Jordan: Taking up Space in the City

May 18, 2016 By Correspondent

Minying Huang, Amman, Jordan, SSH Blog Correspondent

Photo of AmmanFor women in Amman, street harassment is a daily reality and, due to its prevalence, one to which many have grown de-sensitized. Though I still feel anger that it occurs, it’s frightening how easily I can brush off verbal and physical harassment and how little emotional impact it has on me now. Equally, I realize that life would be exhausting if I were to let every catcall, every grope, and every micro-aggression get to me.

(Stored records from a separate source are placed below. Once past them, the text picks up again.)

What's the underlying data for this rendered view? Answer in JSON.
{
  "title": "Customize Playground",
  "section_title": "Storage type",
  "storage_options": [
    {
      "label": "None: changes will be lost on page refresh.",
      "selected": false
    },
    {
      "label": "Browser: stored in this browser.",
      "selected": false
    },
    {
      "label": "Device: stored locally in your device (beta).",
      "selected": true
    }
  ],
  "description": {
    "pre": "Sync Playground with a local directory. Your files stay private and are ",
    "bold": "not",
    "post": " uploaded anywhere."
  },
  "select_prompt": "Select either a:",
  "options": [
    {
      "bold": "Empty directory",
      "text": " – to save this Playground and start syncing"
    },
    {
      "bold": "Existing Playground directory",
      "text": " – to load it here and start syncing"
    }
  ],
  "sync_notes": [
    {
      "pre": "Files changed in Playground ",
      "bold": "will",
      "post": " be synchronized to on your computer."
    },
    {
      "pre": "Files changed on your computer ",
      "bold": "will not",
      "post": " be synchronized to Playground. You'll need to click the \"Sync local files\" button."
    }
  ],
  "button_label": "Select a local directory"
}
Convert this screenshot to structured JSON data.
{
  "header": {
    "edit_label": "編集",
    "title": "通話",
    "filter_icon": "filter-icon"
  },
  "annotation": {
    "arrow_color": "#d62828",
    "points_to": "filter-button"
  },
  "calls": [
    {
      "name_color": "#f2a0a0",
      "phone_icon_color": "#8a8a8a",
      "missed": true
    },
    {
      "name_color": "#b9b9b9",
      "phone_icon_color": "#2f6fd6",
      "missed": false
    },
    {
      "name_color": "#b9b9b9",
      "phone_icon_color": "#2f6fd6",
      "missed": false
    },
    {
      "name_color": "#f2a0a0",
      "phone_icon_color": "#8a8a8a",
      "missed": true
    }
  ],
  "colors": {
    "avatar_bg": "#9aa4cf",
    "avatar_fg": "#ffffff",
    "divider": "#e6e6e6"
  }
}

My internal reactions to incidents of harassment were very different when I first moved here from the UK at the start of October of last year: after being felt up twice in one night in the streets of downtown Amman, I remember feeling acutely uncomfortable, ashamed, and angry at myself for having remained silent as wandering hands touched me, shielded from public view by shopping bags. Despite knowing that victims of harassment shouldn’t have to feel shame or guilt for what is done to them, I couldn’t shake my unwarranted feelings of dirtiness and humiliation – showing that, on some level, I, along with many others, have internalized the damaging, socially-entrenched myths surrounding sexual harassment.

As a foreigner living here, and especially as a young woman of East Asian descent, it’s easy to fall into the trap of thinking that you are targeted for your racial difference and on account of common misconceptions regarding non-Arab women. Whilst this is certainly a factor that comes into play (and one that I hope to explore in future posts), it’s also clear that sexual harassment in Jordan is by no means solely limited to foreign women and it happens regardless of what you wear.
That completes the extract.